7 August

The Genius Of George Forss Hangs Over My Bed

by Jon Katz

Six years ago, George came by to give me this photo had framed for my birthday. It was one of his favorites, a black and white shot of a  young woman swimming in the Washington Square Park in the summer, a mysterious light shining down on her from above, a gift to the angels.

It hands over my head on my bedroom wall. I have a half dozen or so George Forss photos, I love this one the most.

George said a ray from the afternoon sun caught the water and gave it that eerie and beautiful light. He said he waited hours for it. Watching the clouds, he just had a feeling it would come. He thought a fountain light came on as it got dark and caught the water shooting up in the air.

The dog was a classic Forss touch.

It’s a precious painting one of George’s favorites and one of my favorites.

As did many of George’s photographs, this one was iconic, it captured the feeling of New York City and the exuberance of Greenwich Village that could not possibly be anywhere else.

He caught the wonder of the place at the height of its influence on our culture. It captures the wonder of the place. I lived in the village at the time this photo was taken, I could almost swear I was there the day he took it, but that has to be a delusion.

The girl is proud and defiant in that fountain, not the least bit uncomfortable to be so visible, that is very much the spirit of the New York, very much the spirit of George. The proud and outspoken girls took turns standing in that fountain, daring the cops to arrest them.

They never did.

George taught me so much about photography. All of George’s great shots had to do with light in one way or another, the light of the sun, the moon, or the great city with all of its towering buildings.

I could never learn how he made and ground his own lenses. He took wide-angle photos that no one has been able to duplicate and I could never understand.

Always make sure you know where the sun is, he told me, the sun is your best friend, and keep your viewfinder on the light. It will often surprise you. George was a genius when it came to the technical skills of great photographers.

But I never forgot his teaching about the light. He taught me to look where no one else was looking, and also to find a way to go where no one else was going. The best photos, he said, were the ones nobody would take but you.

Every photograph can be beautiful if the photographer has his eyes and heart open, he also said. We went to the town’s Memorial Day parade together every year and George always managed to find a shot no one else saw or bothered to take.

He made the ordinary look magnificent, perhaps because street photographers like him understand what real people feel and want.

He had a wonderful eye for real people and he taught me to love the people whose portraits I took. You can’t take a bad portrait shot of someone you love, he said, or a really good one of someone you dislike.

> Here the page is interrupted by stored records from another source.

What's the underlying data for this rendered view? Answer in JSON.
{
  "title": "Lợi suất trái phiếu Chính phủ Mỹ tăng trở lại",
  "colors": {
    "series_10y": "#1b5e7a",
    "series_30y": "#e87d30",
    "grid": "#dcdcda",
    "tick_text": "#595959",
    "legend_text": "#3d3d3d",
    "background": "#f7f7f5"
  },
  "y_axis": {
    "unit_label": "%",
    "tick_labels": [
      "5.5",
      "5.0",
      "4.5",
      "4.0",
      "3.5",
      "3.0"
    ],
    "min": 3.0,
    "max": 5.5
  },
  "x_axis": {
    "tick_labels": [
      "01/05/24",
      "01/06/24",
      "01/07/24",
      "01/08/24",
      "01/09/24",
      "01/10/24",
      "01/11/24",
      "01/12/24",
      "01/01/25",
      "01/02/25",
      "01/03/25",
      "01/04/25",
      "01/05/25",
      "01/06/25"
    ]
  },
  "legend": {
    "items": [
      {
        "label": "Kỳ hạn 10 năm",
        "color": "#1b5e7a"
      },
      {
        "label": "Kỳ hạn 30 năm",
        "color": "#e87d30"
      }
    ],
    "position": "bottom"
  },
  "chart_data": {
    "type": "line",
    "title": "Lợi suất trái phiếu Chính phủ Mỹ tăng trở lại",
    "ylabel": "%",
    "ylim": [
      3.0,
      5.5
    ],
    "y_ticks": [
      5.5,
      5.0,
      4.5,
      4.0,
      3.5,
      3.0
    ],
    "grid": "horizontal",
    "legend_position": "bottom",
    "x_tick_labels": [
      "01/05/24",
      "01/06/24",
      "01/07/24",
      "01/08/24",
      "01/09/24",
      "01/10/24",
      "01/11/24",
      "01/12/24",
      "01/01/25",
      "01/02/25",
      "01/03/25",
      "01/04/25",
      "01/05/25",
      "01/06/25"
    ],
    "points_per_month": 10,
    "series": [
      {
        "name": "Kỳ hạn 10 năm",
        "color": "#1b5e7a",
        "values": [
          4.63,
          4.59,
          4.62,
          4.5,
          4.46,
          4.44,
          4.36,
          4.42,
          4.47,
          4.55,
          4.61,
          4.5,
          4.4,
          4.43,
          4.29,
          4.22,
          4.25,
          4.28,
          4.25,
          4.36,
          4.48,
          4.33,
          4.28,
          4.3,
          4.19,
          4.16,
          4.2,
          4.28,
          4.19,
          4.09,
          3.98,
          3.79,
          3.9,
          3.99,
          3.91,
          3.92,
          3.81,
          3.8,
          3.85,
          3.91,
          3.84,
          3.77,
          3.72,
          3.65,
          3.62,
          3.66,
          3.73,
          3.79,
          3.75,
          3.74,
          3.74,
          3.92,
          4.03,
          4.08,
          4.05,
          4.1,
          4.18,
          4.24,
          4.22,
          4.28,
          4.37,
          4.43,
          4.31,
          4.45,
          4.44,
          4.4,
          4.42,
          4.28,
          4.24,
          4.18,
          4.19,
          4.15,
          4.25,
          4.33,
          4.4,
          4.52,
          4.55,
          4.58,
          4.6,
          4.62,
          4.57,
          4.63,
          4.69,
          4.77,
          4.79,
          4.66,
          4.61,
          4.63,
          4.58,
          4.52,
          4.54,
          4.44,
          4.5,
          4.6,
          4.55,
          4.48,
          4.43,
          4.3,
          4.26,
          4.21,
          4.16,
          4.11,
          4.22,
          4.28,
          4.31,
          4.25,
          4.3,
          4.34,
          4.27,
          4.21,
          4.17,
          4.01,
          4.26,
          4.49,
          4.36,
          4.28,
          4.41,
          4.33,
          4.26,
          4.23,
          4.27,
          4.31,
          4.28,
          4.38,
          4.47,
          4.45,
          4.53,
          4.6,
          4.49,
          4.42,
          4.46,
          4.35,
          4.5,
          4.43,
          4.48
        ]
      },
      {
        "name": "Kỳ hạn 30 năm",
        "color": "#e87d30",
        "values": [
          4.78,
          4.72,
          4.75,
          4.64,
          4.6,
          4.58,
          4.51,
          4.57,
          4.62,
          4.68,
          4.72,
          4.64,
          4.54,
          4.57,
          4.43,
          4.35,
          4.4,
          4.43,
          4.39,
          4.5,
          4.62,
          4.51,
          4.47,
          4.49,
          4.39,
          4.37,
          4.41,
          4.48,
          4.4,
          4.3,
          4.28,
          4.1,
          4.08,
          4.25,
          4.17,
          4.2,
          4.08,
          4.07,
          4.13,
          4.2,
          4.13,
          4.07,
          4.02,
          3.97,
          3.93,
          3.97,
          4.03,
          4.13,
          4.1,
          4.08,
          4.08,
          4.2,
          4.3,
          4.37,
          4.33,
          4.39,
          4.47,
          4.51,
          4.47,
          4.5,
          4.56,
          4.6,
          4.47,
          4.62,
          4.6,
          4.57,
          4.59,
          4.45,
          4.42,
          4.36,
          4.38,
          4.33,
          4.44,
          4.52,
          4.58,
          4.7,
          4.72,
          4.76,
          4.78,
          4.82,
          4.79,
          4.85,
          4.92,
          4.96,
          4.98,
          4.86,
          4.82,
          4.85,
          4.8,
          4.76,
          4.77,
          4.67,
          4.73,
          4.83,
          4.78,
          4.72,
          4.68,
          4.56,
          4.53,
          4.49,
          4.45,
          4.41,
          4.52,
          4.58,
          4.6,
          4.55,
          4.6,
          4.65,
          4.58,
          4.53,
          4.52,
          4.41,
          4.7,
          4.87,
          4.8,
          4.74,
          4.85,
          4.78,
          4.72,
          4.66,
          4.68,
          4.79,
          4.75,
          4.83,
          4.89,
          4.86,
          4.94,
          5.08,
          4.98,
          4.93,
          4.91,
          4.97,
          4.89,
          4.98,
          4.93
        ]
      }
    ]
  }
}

George shot from the heart, he photographed images that touched his emotions “and made my heart flutter a bit,” he would say.

“Of course,” he loved to add, “You don’t want to flutter too much, or you’ll have a heart attack.” George had more than a little Marx brother inside of him.

He adored the old slapstick movies.

This is a wonderful shot. I don’t have a lens that would capture all this – the park, the buildings on the other side of the park, this young woman in the foundation, the light shooting down on her from the heavens, almost as if the angels thew a lot on it.

Maybe they did. I can’t imagine how he took this photo and managed to catch this light.

George loved to drag me into his Rube Goldberg darkroom while he soaked and hung his pictures In order to turn his darkroom lights on, he had to go out to the porch and unplug the refrigerator and the TV in the next room.

George confessed to me once that he was “borrowing” the Wi-Fi signal from next door. That was how he watched golf tournaments with his friend Jack even though he had never played gold or owned a club or ball.

He praised my photography often and said I  had a natural feel for composition. That meant the world for me, as George was one of those people who had never learned to lie.

Thanks for all the lessons George and the next time you are flying overhead with your homemade camera, drop down with your friends and show me the photos.

4 Comments

  1. So different! Reveals an unusual joy in the fountain. Do you know what happened to his cameras or lenses?